Hi @RamParamesh, @SzymonCebula, can you please send me a screenshot of the EntraCP claims mapping page, which you can find in the central administration > Security?
Hi Yvand,
Thank you for the response. I am attaching the Global Configuration page.
Ah no not this one, the other EntraCP page please
Hi Yvan,
Gotit. Thanks for letting me know. Below is the screenshot.

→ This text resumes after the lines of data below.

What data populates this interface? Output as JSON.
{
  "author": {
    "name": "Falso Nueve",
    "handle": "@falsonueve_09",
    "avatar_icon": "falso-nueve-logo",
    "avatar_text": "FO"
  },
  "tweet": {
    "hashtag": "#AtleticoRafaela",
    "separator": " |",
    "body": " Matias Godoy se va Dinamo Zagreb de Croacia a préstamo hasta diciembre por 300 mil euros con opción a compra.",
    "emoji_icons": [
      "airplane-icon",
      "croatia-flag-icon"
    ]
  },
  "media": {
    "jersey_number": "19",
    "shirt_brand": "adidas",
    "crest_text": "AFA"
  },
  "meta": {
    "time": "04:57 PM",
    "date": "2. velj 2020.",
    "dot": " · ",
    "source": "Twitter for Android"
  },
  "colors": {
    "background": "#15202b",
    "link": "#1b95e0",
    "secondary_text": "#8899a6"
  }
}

@RamParamesh I do not see anything wrong in the config.
Actually, the error itself puzzles me: Content type text/html does not have a factory registered to be parsed.
If I had to guess, I would say that requests go through a proxy, and somehow it returns a HTML error/message to EntraCP, which of course it cannot understand.
Is it something you considered?
Hi Yvand,
We have 2 other servers working fine. Can you suggest if we need to compare something with respect to Proxy/Firewall/Windows configurations from working and non working servers, We did this check with the respective teams and all suggested there are no changes from their end. We have no clue what can be verified from the server end. It would be great if you can provide some inputs on where it is blocking.
I wish to help but I have very limited information for that.
I can at least explains my reasoning:
- EntraCP explicitly asks Graph to respond with
application/json. Noway that Graph would actually reply withtext/html(because it is a response for browsers and makes no sense for an app), so that is why I very strongly suspect the request was intercepted, and a proxy is the obvious candidate. - The augmentation happens in a dedicated w3wp.exe process (the STS) that is not the same as the one for the people picker. This process always runs with the farm account (not the app pool account). Did you consider this?
Hi Yvand,
We identified the issue is with Proxy only and we are working with concern team.
Thank you for your prompt support on this. It was very helpful.
Thank you for taking the time to respond and confirm the origin of the issue!